Try putting a breakpoint in hashCode().
If the hashCode() of two objects in a map return the same number, then equals will be called to determine if they're really equal.
JVM checks the hashcode bucket of that object's hashcode, if there are more objects with the same hashcode, then only, the equals() method will be executed. And, the developer should follow correct contract between the hashCode() and equals() methods.
Only if 2 hashCodes equal, equals() will be called during loop keys.
Only if 2 hashCodes equal, equals() will be called during loop keys.
this is the correct answer... or almost. Precisely, if 2 hash codes collide (being the same ensures they are bound to collide under proper hashmap impl), only then equality check is performed.
BTW, your equal method is most likely incorrect. In case LotWaferBean is overridden, your equals method will accept the subclass instance, but will your subclass also do?
It better should read:
#Override
public boolean equals(Object o) {
if (o == null || o.getClass() != getClass()) { // << this is important
return false;
}
final LotWaferBean other = (LotWaferBean)o;
return other.getLotId().equals(lotId)
&& other.getWaferNo() == waferNo);
}
As Abimaran Kugathasan noted, the HashMap implementation uses hash-buckets to efficiently look up keys, and only uses equals() to compare the keys in the matching hash-bucket against the given key. It's worth noting that keys are assigned to hash-buckets when they are added to a HashMap.
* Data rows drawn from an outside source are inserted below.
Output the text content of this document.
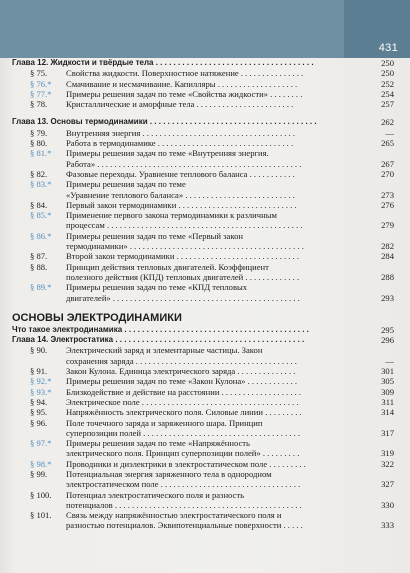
431
Глава 12. Жидкости и твёрдые тела . . . . . . . . . . . . . . . . . . . . . . . . . . . . . . . . . . . .	250
§ 75.	Свойства жидкости. Поверхностное натяжение . . . . . . . . . . . . . . .	250
§ 76.*	Смачивание и несмачивание. Капилляры . . . . . . . . . . . . . . . . . . .	252
§ 77.*	Примеры решения задач по теме «Свойства жидкости» . . . . . . . .	254
§ 78.	Кристаллические и аморфные тела . . . . . . . . . . . . . . . . . . . . . . .	257
Глава 13. Основы термодинамики . . . . . . . . . . . . . . . . . . . . . . . . . . . . . . . . . . . . . .	262
§ 79.	Внутренняя энергия . . . . . . . . . . . . . . . . . . . . . . . . . . . . . . . . . . . .	—
§ 80.	Работа в термодинамике . . . . . . . . . . . . . . . . . . . . . . . . . . . . . . . .	265
§ 81.*	Примеры решения задач по теме «Внутренняя энергия.
Работа» . . . . . . . . . . . . . . . . . . . . . . . . . . . . . . . . . . . . . . . . . . . . . . . .	267
§ 82.	Фазовые переходы. Уравнение теплового баланса . . . . . . . . . . .	270
§ 83.*	Примеры решения задач по теме
«Уравнение теплового баланса» . . . . . . . . . . . . . . . . . . . . . . . . . .	273
§ 84.	Первый закон термодинамики . . . . . . . . . . . . . . . . . . . . . . . . . . . .	276
§ 85.*	Применение первого закона термодинамики к различным
процессам . . . . . . . . . . . . . . . . . . . . . . . . . . . . . . . . . . . . . . . . . . . . . .	279
§ 86.*	Примеры решения задач по теме «Первый закон
термодинамики» . . . . . . . . . . . . . . . . . . . . . . . . . . . . . . . . . . . . . . . . .	282
§ 87.	Второй закон термодинамики . . . . . . . . . . . . . . . . . . . . . . . . . . . . .	284
§ 88.	Принцип действия тепловых двигателей. Коэффициент
полезного действия (КПД) тепловых двигателей . . . . . . . . . . . . .	288
§ 89.*	Примеры решения задач по теме «КПД тепловых
двигателей» . . . . . . . . . . . . . . . . . . . . . . . . . . . . . . . . . . . . . . . . . . . .	293
ОСНОВЫ ЭЛЕКТРОДИНАМИКИ
Что такое электродинамика . . . . . . . . . . . . . . . . . . . . . . . . . . . . . . . . . . . . . . . . . .	295
Глава 14. Электростатика . . . . . . . . . . . . . . . . . . . . . . . . . . . . . . . . . . . . . . . . . . .	296
§ 90.	Электрический заряд и элементарные частицы. Закон
сохранения заряда . . . . . . . . . . . . . . . . . . . . . . . . . . . . . . . . . . . . . .	—
§ 91.	Закон Кулона. Единица электрического заряда . . . . . . . . . . . . . .	301
§ 92.*	Примеры решения задач по теме «Закон Кулона» . . . . . . . . . . . .	305
§ 93.*	Близкодействие и действие на расстоянии . . . . . . . . . . . . . . . . . . .	309
§ 94.	Электрическое поле . . . . . . . . . . . . . . . . . . . . . . . . . . . . . . . . . . . . .	311
§ 95.	Напряжённость электрического поля. Силовые линии . . . . . . . . .	314
§ 96.	Поле точечного заряда и заряженного шара. Принцип
суперпозиции полей . . . . . . . . . . . . . . . . . . . . . . . . . . . . . . . . . . . . .	317
§ 97.*	Примеры решения задач по теме «Напряжённость
электрического поля. Принцип суперпозиции полей» . . . . . . . . .	319
§ 98.*	Проводники и диэлектрики в электростатическом поле . . . . . . . . .	322
§ 99.	Потенциальная энергия заряженного тела в однородном
электростатическом поле . . . . . . . . . . . . . . . . . . . . . . . . . . . . . . . . .	327
§ 100.	Потенциал электростатического поля и разность
потенциалов . . . . . . . . . . . . . . . . . . . . . . . . . . . . . . . . . . . . . . . . . . . .	330
§ 101.	Связь между напряжённостью электростатического поля и
разностью потенциалов. Эквипотенциальные поверхности . . . . .	333
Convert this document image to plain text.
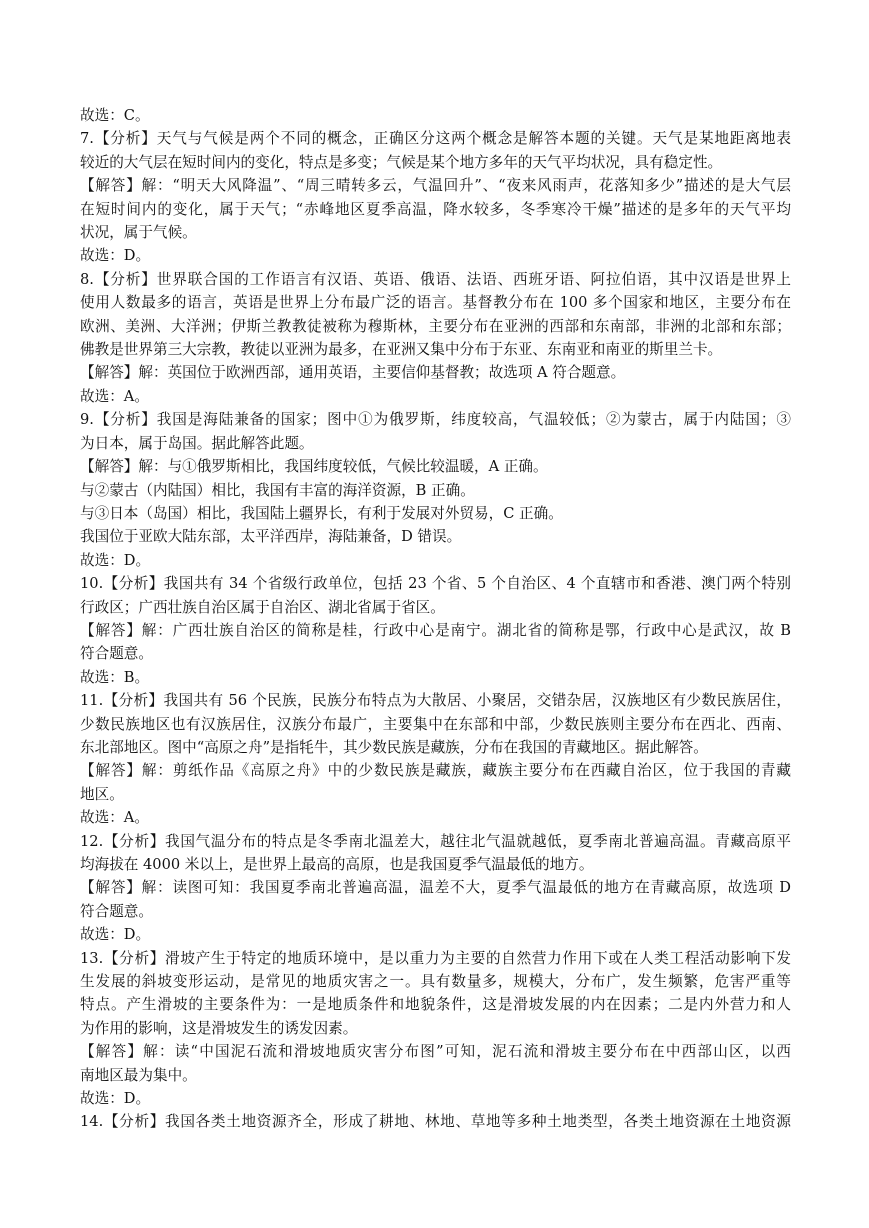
故选：C。
7.【分析】天气与气候是两个不同的概念，正确区分这两个概念是解答本题的关键。天气是某地距离地表
较近的大气层在短时间内的变化，特点是多变；气候是某个地方多年的天气平均状况，具有稳定性。
【解答】解：“明天大风降温”、“周三晴转多云，气温回升”、“夜来风雨声，花落知多少”描述的是大气层
在短时间内的变化，属于天气；“赤峰地区夏季高温，降水较多，冬季寒冷干燥”描述的是多年的天气平均
状况，属于气候。
故选：D。
8.【分析】世界联合国的工作语言有汉语、英语、俄语、法语、西班牙语、阿拉伯语，其中汉语是世界上
使用人数最多的语言，英语是世界上分布最广泛的语言。基督教分布在 100 多个国家和地区，主要分布在
欧洲、美洲、大洋洲；伊斯兰教教徒被称为穆斯林，主要分布在亚洲的西部和东南部，非洲的北部和东部；
佛教是世界第三大宗教，教徒以亚洲为最多，在亚洲又集中分布于东亚、东南亚和南亚的斯里兰卡。
【解答】解：英国位于欧洲西部，通用英语，主要信仰基督教；故选项 A 符合题意。
故选：A。
9.【分析】我国是海陆兼备的国家；图中①为俄罗斯，纬度较高，气温较低；②为蒙古，属于内陆国；③
为日本，属于岛国。据此解答此题。
【解答】解：与①俄罗斯相比，我国纬度较低，气候比较温暖，A 正确。
与②蒙古（内陆国）相比，我国有丰富的海洋资源，B 正确。
与③日本（岛国）相比，我国陆上疆界长，有利于发展对外贸易，C 正确。
我国位于亚欧大陆东部，太平洋西岸，海陆兼备，D 错误。
故选：D。
10.【分析】我国共有 34 个省级行政单位，包括 23 个省、5 个自治区、4 个直辖市和香港、澳门两个特别
行政区；广西壮族自治区属于自治区、湖北省属于省区。
【解答】解：广西壮族自治区的简称是桂，行政中心是南宁。湖北省的简称是鄂，行政中心是武汉，故 B
符合题意。
故选：B。
11.【分析】我国共有 56 个民族，民族分布特点为大散居、小聚居，交错杂居，汉族地区有少数民族居住，
少数民族地区也有汉族居住，汉族分布最广，主要集中在东部和中部，少数民族则主要分布在西北、西南、
东北部地区。图中“高原之舟”是指牦牛，其少数民族是藏族，分布在我国的青藏地区。据此解答。
【解答】解：剪纸作品《高原之舟》中的少数民族是藏族，藏族主要分布在西藏自治区，位于我国的青藏
地区。
故选：A。
12.【分析】我国气温分布的特点是冬季南北温差大，越往北气温就越低，夏季南北普遍高温。青藏高原平
均海拔在 4000 米以上，是世界上最高的高原，也是我国夏季气温最低的地方。
【解答】解：读图可知：我国夏季南北普遍高温，温差不大，夏季气温最低的地方在青藏高原，故选项 D
符合题意。
故选：D。
13.【分析】滑坡产生于特定的地质环境中，是以重力为主要的自然营力作用下或在人类工程活动影响下发
生发展的斜坡变形运动，是常见的地质灾害之一。具有数量多，规模大，分布广，发生频繁，危害严重等
特点。产生滑坡的主要条件为：一是地质条件和地貌条件，这是滑坡发展的内在因素；二是内外营力和人
为作用的影响，这是滑坡发生的诱发因素。
【解答】解：读“中国泥石流和滑坡地质灾害分布图”可知，泥石流和滑坡主要分布在中西部山区，以西
南地区最为集中。
故选：D。
14.【分析】我国各类土地资源齐全，形成了耕地、林地、草地等多种土地类型，各类土地资源在土地资源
If you alter keys in a HashMap after adding them, in a way that would change their hash code, then they won't be in the proper hash-bucket; and trying to use a matching key to access the map will find the proper hash-bucket, but it won't contain the altered key.
class aMutableType {
private int value;
public aMutableType(int originalValue) {
this.value = originalValue;
}
public int getValue() {
return this.value;
}
public void setValue(int newValue) {
this.value = newValue;
}
#Override
public boolean equals(Object o) {
// ... all the normal tests ...
return this.value == ((aMutableType) o).value;
}
#Override
public int hashCode() {
return Integer.hashCode(this.value);
}
}
...
Map<aMutableType, Integer> aMap = new HashMap<>();
aMap.put(new aMutableType(5), 3); // puts key in bucket for hash(5)
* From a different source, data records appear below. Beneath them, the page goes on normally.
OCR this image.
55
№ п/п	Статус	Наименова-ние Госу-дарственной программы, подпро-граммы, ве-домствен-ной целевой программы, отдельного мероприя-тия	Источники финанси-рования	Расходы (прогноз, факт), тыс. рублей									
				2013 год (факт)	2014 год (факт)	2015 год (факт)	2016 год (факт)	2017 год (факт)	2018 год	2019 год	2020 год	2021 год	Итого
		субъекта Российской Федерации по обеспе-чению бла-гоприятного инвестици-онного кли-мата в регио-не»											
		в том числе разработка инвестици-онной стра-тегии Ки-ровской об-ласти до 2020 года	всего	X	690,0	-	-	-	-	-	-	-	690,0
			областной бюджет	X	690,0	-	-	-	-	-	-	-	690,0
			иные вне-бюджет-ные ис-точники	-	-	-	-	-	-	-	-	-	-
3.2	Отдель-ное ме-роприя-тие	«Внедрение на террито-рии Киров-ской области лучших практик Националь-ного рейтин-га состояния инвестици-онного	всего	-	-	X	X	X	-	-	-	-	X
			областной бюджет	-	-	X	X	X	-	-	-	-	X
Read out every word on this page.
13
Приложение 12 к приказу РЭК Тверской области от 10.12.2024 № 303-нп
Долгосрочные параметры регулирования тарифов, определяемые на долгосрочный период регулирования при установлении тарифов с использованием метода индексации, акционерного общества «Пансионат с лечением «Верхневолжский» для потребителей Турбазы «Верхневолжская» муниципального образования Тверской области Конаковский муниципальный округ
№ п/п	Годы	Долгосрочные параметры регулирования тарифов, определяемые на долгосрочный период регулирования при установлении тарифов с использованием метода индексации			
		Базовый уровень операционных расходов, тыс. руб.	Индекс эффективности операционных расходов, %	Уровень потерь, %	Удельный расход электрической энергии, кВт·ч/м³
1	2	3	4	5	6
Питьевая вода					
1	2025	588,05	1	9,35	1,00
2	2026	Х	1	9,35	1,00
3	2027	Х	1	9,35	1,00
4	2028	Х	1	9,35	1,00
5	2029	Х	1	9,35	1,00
for (aMutableType key : new HashSet<>(aMap.keySet()))
key.setValue(key.getValue()+1); // key 5 => 6
if (aMap.containsKey(new aMutableType(6))
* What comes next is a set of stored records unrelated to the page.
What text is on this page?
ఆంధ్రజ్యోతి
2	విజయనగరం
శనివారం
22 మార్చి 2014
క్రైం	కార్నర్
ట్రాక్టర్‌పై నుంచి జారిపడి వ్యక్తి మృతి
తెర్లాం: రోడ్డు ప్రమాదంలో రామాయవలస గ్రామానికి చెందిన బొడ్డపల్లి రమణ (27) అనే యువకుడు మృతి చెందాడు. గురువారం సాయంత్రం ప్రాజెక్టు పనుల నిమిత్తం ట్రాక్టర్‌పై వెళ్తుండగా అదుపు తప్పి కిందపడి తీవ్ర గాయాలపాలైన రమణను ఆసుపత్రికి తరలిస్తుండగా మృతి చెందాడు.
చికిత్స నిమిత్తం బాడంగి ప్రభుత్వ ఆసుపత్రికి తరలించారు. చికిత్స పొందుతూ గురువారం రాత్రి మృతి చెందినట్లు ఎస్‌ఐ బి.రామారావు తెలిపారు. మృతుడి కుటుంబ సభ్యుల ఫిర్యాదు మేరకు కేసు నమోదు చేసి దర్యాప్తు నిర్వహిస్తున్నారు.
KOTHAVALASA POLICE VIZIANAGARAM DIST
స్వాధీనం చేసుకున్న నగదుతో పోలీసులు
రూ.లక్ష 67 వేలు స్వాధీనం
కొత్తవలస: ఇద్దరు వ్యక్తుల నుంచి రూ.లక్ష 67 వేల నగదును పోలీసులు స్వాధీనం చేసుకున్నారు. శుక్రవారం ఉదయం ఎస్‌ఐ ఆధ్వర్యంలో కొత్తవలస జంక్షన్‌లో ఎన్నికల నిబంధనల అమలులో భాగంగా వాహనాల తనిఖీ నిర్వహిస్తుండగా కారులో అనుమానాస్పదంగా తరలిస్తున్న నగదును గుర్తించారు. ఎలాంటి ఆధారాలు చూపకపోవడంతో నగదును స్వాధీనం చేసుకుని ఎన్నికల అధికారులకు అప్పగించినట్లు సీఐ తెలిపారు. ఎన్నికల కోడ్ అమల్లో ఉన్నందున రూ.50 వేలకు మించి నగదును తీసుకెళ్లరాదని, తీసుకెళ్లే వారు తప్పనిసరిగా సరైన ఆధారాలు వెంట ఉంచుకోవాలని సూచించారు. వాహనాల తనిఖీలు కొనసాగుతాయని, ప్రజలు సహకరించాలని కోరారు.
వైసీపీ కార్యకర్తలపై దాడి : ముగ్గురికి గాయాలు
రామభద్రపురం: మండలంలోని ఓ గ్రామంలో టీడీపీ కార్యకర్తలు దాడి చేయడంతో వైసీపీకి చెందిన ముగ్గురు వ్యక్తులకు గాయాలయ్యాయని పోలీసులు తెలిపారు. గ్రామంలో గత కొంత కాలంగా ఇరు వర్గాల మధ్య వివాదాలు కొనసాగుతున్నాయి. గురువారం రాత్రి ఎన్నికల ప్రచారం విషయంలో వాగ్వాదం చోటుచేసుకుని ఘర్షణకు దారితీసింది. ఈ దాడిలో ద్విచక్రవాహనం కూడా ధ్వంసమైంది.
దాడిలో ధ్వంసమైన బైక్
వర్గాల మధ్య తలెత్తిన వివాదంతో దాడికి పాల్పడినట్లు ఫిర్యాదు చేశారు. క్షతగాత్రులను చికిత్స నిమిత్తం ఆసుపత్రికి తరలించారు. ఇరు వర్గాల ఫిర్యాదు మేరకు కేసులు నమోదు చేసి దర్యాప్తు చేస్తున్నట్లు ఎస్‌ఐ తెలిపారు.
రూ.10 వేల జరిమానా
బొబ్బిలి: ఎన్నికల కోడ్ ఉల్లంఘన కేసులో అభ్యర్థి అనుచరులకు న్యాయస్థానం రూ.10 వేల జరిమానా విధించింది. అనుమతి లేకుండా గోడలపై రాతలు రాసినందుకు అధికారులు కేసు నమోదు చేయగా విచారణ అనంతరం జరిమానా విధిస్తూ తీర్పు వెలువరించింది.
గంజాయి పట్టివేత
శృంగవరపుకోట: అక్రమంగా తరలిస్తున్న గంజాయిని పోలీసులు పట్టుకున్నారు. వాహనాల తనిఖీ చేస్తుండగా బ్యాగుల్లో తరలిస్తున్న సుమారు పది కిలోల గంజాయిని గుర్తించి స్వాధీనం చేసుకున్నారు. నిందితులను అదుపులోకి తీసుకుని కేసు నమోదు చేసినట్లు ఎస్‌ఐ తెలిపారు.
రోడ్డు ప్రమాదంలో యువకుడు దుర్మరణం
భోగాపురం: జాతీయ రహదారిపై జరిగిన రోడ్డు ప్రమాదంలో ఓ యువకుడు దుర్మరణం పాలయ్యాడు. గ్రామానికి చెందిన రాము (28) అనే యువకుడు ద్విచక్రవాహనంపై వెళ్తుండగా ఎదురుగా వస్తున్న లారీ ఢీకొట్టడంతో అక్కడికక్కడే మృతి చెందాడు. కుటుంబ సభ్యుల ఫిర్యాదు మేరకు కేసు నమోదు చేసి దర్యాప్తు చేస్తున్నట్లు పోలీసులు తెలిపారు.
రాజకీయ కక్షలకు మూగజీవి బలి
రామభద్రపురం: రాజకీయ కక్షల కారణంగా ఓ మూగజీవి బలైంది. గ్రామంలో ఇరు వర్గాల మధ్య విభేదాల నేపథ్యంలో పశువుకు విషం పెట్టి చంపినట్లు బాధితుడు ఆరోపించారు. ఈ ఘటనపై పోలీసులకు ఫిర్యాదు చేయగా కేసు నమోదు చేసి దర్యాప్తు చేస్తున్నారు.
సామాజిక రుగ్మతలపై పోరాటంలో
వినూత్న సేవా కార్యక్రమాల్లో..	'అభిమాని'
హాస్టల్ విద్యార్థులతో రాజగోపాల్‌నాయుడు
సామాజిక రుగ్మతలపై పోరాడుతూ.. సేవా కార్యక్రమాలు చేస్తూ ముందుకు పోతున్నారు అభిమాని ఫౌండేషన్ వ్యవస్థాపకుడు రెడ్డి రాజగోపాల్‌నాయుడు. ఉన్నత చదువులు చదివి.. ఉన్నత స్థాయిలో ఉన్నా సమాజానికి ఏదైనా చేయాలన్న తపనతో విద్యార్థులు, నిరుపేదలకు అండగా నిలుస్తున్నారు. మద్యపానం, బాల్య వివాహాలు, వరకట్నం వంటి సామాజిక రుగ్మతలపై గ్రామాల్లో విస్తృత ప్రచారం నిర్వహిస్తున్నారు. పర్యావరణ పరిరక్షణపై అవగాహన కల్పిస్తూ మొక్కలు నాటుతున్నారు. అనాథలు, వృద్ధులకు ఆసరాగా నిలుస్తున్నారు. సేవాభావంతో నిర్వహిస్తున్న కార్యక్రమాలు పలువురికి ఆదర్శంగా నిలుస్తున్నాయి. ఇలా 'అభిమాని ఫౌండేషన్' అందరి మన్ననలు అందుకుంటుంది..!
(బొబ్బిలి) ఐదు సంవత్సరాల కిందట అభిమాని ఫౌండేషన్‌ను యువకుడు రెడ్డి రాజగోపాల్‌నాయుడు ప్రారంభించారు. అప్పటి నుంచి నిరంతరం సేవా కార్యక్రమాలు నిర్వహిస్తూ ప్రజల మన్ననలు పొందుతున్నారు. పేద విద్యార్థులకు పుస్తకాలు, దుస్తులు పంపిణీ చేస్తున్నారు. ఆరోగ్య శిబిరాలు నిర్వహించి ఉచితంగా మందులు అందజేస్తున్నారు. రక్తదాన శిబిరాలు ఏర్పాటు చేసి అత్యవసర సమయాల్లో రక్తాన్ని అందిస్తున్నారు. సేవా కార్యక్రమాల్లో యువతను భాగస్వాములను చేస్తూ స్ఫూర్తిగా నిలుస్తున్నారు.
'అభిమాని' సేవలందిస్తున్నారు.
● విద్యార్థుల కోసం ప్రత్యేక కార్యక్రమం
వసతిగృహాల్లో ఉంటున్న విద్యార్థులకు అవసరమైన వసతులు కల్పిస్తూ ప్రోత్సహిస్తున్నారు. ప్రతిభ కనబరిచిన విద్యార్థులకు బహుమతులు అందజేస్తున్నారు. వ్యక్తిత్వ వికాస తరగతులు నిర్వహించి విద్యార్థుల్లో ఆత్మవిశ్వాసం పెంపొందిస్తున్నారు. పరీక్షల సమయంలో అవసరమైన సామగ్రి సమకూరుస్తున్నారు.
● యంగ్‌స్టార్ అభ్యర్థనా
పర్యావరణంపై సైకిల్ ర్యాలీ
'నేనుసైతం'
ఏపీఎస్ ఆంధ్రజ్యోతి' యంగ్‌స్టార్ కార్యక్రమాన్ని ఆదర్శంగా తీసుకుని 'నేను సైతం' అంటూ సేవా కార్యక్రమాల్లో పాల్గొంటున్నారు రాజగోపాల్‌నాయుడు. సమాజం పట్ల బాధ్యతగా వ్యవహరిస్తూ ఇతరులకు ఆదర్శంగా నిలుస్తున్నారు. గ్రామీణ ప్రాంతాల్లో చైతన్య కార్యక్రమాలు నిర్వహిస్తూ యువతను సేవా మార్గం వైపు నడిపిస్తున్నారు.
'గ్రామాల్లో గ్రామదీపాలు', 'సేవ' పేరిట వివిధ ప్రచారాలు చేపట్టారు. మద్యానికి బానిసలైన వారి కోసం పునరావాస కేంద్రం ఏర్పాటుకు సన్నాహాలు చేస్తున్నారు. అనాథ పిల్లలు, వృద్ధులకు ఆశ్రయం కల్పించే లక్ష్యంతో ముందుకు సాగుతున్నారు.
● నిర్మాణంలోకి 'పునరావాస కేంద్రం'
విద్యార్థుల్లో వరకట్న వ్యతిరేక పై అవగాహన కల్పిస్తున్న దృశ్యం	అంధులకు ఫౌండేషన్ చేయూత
doSomething(); // won't get here, even though
// there's a key == 6 in the Map,
// because that key is in the hash-bucket for 5
This can result in some pretty odd-looking behavior. You can set a breakpoint just before theMap.containsKey(theKey), and see that the value of theKey matches a key in theMap, and yet the key's equals() won't be called, and containsKey() will return false.
As noted here https://stackoverflow.com/a/21601013 , there's actually a warning the JavaDoc for Map regarding the use of mutable types for keys. Non-hash Map types won't have this particular problem, but could have other problems when keys are altered in-place.